OK now the new proposal is to treat equality evidence just like any other sort of evidence.
- A coercion variable is treated like term-level identifier, not a type-level identifier. (More on what that means below.)
- A coercion is an CoreExpr, of form Coercion g, whose type is (s ~ t), of form PredTy (EqPred s t).
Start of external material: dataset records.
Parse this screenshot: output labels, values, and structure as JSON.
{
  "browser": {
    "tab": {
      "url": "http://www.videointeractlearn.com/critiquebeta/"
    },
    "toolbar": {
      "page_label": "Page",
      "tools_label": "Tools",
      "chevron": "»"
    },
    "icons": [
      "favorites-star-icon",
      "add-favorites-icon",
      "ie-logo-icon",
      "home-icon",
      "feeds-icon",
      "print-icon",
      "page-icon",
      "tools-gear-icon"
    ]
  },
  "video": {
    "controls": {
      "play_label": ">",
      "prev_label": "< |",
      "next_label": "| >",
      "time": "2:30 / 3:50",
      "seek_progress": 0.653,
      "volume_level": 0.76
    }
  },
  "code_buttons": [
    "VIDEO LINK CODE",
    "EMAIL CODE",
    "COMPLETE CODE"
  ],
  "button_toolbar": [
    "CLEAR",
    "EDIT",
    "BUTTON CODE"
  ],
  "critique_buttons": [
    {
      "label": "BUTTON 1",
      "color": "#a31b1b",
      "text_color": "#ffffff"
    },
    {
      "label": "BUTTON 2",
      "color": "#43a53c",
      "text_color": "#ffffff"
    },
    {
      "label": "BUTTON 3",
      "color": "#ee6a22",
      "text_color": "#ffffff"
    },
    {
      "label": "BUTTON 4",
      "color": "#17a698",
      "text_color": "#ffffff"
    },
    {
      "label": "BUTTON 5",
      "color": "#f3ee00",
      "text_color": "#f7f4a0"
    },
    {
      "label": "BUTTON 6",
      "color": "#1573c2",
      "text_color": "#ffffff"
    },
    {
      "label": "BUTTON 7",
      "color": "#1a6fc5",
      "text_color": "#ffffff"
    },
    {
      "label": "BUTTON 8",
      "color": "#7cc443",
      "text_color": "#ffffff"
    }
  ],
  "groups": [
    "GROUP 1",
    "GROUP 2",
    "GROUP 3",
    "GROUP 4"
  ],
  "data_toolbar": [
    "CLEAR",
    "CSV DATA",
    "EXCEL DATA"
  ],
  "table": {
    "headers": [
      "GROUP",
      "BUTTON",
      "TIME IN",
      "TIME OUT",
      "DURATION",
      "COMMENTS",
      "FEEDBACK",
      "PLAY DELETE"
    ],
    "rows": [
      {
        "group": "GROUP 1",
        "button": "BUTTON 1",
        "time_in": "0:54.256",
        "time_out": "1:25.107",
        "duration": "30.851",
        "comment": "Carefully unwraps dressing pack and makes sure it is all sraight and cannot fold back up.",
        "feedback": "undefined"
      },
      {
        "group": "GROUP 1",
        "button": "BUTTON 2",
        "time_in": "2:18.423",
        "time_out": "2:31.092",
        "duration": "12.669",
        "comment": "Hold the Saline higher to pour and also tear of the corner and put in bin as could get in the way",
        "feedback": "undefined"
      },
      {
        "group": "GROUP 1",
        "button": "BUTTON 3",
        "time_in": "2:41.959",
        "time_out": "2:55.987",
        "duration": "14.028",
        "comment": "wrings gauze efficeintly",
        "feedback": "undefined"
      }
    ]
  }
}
- Unlike type applications, coercion applications are not required to have a (Coercion g) as the argument. For example, suppose we have
f :: forall a. (a~Int) => a -> Int id :: forall b. b->b c :: x~Int
Then the term (f x (id (x~Int) c)) would be fine. Notice that the coercion argument is an appplication of the identity function. (Yes it's a bit contrived.) In CoreExpr form it would look like:App (App (Var f) (Type x)) (App (App (Var id) (Type (PredTy (EqPred x Int)))) (Var c))
- Similarly a let-binding can bind a coercion
Let (NonRec c (...a coercion-valued term..)) (...body...)
- Coercion application is call-by value. Ditto let-bindings. You must have the evidence before calling the function.
- So it doesn't make sense to have recursive coercion bindings.
- If we see Let (NonRec c (Coercion g)) e we can substitute (Coercion g) for any term-level occurrences of c in the term e, and g for c in any occurrences of c in coercions inside e. (This seems a bit messy.)